Chronic airway infection/inflammation induces a Ca2+i-dependent hyperinflammatory response in human cystic fibrosis airway epithelia

Abstract

Hyperinflammatory responses to infection have been postulated as a component of cystic fibrosis (CF) lung disease. Studies have united intracellular calcium (Ca2+i) mobilization with inflammatory responses in several systems. We have reported that the pro-inflammatory mediator bradykinin (BK) promotes larger Ca2+i signals in CF compared with normal bronchial epithelia, a response that reflects endeplasmic reticulum (ER)/Ca2+ store expansion induced by chronic luminal airway infection/inflammation. The present study investigated whether CF airway epithelia were hyperinflammatory and, if so, whether the hyperinflammatory CF phenotype was united to larger Ca2+ stores in the ER. We found that ΔF508 CF bronchial epithelia were hyperinflammatory as defined by an increased basal and mucosal BK-induced interleukin (IL)-8 secretion.
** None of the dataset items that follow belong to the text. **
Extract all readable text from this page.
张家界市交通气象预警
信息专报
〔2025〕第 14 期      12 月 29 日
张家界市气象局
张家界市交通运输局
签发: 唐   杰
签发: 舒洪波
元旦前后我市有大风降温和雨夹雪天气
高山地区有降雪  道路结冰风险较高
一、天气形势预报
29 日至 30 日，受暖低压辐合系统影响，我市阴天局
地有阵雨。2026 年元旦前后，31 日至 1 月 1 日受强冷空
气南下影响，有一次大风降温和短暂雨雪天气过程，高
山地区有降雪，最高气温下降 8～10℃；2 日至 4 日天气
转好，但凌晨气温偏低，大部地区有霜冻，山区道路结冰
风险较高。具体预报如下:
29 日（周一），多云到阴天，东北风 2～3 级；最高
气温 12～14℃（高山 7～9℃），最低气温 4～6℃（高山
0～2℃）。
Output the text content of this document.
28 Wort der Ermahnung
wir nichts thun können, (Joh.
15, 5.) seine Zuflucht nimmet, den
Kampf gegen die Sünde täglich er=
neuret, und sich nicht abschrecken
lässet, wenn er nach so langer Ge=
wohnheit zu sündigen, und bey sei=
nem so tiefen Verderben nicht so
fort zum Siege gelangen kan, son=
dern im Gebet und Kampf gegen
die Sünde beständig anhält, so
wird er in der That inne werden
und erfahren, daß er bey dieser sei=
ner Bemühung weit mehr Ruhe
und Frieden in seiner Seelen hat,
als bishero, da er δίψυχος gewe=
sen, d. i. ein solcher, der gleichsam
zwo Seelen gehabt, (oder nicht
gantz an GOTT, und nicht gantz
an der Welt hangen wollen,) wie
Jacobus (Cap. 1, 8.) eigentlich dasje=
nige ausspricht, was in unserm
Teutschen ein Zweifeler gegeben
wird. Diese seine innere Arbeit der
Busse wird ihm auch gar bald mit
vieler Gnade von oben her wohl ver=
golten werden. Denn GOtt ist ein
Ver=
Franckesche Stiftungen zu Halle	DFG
However, the CF hyperinflammation expressed in short-term. (6-11-day-old) primary cultures of ΔF508 bronchial epithelia was lost in long-term (30-40-day-old) primary cultures of ΔF508 bronchial epithelia, indicating this response was independent of mutant cystic fibrosis transmembrane conductance regulator. Exposure of 30-40-day-old cultures of normal airway epithelia to supernatant from mucopurulent material (SMM) from CF airways reproduced the increased basal and mucosal BK-stimulated IL-8 secretion of short-term CF cultures. The BK-triggered increased IL-8 secretion in SMM-treated cultures was mediated by an increased Ca2+i mobilization consequent to an ER expansion associated with increases in protein synthesis (total, cytokines, and antimicrobial factors). The increased ER-dependent, Ca2+i-mediated hyperinflammatory epithelial response may represent a general beneficial airway epithelial adaptation to transient luminal infection. However, in CF airways, the Ca2+i-mediated hyperinflammation may be ineffective in promoting the eradication of infection in thickened mucus and, consequently, may have adverse effects in the lung. © 2005 by The American Society for Biochemistry and Molecular Biology, Inc.